Many practices try workarounds that fail. Voicemail leaves everyone confused – patients don’t leave messages; they hang up and try the next place. Some try more front-desk hires, but it’s challenging to pay for payroll increases without consistent need, let alone find people with sufficient experience and interpersonal skills at this compensation level. Some implement phone trees or answering machines – but that exasperates patients further and increases hold time.

Some practices have started using virtual receptionist services from My Mountain Mover to ensure calls get answered even when on-site staff are occupied. Remote receptionists handle the overflow, picking up calls that would otherwise go unanswered and managing basic scheduling and information requests.

The Lunch Hour Dilemma

Call volume does not honor office hours. Oftentimes, the greatest call volume occurs when staff are on break or during a shift change; when patients call during their lunch breaks to schedule new appointments, they hit the practice during its least coverage times.

This means that for most of the day, practices have staff there to help – but as soon as they get bombarded with calls at lunchtime or shift change – for whatever random reason – they’re completely unavailable. Phones ring because that one front desk person is trying to check out fifteen patients while others are waiting for their help as they hang up out of frustration. Phones only ring when most patients attempt to call; they don’t know that for 45 minutes; there’s only one person at the office.

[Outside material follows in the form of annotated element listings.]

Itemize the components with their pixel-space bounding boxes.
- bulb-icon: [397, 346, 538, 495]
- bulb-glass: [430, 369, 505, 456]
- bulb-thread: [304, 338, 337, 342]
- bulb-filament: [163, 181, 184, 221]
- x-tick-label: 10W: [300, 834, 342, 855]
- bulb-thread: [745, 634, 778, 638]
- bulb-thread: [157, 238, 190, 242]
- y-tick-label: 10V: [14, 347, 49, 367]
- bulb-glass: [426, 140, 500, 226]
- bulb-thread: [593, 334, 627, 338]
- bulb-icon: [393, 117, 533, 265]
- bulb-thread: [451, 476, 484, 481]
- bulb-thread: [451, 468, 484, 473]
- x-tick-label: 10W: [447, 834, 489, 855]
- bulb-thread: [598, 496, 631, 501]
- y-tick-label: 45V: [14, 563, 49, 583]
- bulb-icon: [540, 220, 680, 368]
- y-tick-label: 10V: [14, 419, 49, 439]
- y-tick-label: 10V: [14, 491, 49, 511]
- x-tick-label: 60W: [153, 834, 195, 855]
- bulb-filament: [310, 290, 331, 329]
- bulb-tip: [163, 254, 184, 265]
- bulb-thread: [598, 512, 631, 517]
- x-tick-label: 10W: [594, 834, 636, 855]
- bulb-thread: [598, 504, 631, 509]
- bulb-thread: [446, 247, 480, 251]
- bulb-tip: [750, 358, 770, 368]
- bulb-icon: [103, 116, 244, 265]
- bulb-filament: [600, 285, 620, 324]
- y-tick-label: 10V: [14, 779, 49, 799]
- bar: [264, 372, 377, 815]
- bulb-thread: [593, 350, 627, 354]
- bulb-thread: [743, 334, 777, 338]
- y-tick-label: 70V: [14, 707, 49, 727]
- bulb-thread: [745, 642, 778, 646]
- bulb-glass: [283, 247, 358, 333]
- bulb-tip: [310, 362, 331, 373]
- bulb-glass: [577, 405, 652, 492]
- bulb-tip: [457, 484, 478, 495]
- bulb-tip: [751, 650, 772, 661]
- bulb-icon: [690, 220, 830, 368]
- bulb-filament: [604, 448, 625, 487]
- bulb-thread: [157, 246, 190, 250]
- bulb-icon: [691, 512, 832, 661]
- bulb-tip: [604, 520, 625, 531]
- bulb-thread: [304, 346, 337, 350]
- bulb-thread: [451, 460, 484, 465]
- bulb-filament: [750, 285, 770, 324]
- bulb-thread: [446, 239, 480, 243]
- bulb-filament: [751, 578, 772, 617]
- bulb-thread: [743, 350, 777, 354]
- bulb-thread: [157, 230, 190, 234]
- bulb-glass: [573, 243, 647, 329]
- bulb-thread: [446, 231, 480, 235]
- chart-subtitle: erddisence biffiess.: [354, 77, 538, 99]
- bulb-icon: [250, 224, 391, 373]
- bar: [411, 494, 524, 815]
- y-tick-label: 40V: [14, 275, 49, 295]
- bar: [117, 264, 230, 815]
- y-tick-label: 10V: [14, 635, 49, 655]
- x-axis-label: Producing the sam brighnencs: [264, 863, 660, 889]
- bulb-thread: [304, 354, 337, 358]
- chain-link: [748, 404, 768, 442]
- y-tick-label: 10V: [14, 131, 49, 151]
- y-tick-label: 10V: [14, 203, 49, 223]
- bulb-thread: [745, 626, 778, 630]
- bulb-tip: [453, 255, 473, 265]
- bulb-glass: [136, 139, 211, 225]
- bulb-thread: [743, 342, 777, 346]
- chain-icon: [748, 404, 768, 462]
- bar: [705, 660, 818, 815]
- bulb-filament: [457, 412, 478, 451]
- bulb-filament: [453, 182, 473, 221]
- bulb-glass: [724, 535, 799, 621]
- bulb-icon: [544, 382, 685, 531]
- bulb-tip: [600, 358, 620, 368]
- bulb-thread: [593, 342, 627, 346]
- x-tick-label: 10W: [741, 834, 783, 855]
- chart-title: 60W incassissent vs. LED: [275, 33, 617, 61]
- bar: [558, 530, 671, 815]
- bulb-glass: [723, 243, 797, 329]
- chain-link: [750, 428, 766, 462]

What Practices Are Doing Differently

Some companies offer virtual receptionists for practices looking to bridge this gap between overwhelmed staff and patient needs. Remote receptionists can take calls that would ordinarily hang up.

If someone calls when the front desk is busy and unable to help them at that moment in time for whatever reason (on the phone, at lunch), instead of ringing until all hope is lost, someone else trained by the practice can answer. They can schedule (to a point), answer questions (to a point), and transfer calls (if necessary).

If no one ever answers – and they just keep ringing – they’re essentially transferred to my mountains mover so patients can get through, make their appointments and practices can stop losing business by unanswered phones.

Why It’s Important

Because they’re losing business through unanswered phones and Google reviews of people frustrated they couldn’t get through. When patients can’t get through, they let their friends know it’s impossible. They jump ship and get provided treatment elsewhere.

Some practices are shocked after charting their attempted outbound calls and find 20-30% of calls they’re receiving are actually unanswered during peak hours.

That’s not an operational mistake; that’s a transition issue across access points and patient care that negatively affects revenue.

How Practices Are Actually Improving This Situation

People need to acknowledge that not having enough people when there’s a phone call doesn’t work – therefore, it’s better to extend options through a hybrid approach that successfully works every time someone’s calling.

It’s nice to consider more staff but only if practices can pay for it and find people willing to work in such a role with proper experience. Better phone systems might reduce ringing time but only for those who pick up better than anyone else anyway.

Process improvements between staff-located front desks after-hours log entries do improve situations up to a point however those practices seeing real improvement almost always come from practices with supplemental hours specifically dedicated to hybrid remote receptionists.

The additional voices go a long way since there are so many times when everyone has something to do already – and when someone calls the front desk better have solutions for them – instead of losing them immediately.

Considerations for Improving Patient Care

Patients don’t care what’s happening in practice behind the scenes – like not answering phones. They want to get through and receive help; practices that figure this out consistently avoid reputation loss and receive appointments.

They maintain better patient relationships and avoid archaic provision of care. The process isn’t that complicated – but it has to work every time someone calls.